Tuesday, February 2, 2010

Bottle Conditioning

Cider, beer, and wine are all naturally still unless carbon dioxide is somehow added to make it sparkling. With a keg system, this is easy, as the drink is held under pressure, forcing it to absorb CO2. However, to make a drink in a bottle be sparkling, large bottling plants force carbonate their drinks, a method not available to the home brewer. Instead, the home brewer needs to employ a technique known as “bottle conditioning.”

Bottle conditioning can be done with near dry (1.005 or less) wines, ciders, or beer or a dry wine, cider or beer with a small amount of sugar, usually referred to as “priming sugar,” added to the batch. The batch is promptly bottled without preservatives. The yeast will begin eating the sugar and releasing CO2, but there is no place for the CO2 to go, so the liquid absorbs the CO2. For beer and cider, they are drinkable in about two weeks, and not waiting to consume the beverage helps reduce exploding bottles from building pressure from the CO2.

One can tell if the drink was force carbonated or bottle conditioned by looking at the bubbles. Bottle conditioned bubbles are smaller, more consistent in size, and last longer.

One draw back to bottle conditioning is that there will be a little bit of lees that form in the bottle. The trick is to not pour the lees when pouring the cider, as the lees will create cloudiness in the drink, and can affect the flavor when drinking the cider. Otherwise, the lees can be removed with a champagne technique called degorging. After being bottled in champagne bottles, which can handle higher pressures, and then allowed to age for a year, the bottles are slowly turned upside down, allowing the lees to collect in the neck of the bottle. The necks are submerged into a very cold solution that causes the necks and their contents to freeze, allowing the bottle to be opened, the lees to be removed in the frozen ice, and the bottles to be recorked before the majority of the gas to escape.
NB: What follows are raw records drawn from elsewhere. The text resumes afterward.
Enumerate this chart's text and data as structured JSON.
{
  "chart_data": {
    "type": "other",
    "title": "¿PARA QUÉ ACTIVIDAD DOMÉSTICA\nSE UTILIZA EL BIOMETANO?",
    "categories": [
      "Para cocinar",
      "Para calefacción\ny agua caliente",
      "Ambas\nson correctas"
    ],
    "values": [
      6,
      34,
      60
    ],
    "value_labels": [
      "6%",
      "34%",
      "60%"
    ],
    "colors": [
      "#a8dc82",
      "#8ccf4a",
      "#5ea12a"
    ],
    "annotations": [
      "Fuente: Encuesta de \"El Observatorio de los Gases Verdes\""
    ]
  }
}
Due to the addition of yeast in the presence of residual sugar in a sweet cider, bottle conditioning is tricky and recommended being avoided on the small scale. It is possible after adding the solution and waiting a few days to pasteurize the bottles, but as Andrew Lea cautions, “I suggest goggles and strong gloves for this an a rehearse procedure for dealing the broken glass since burst bottles are a very real possibility.” Instead, consider using a keg system or forced carbonation for a sweet carbonated cider.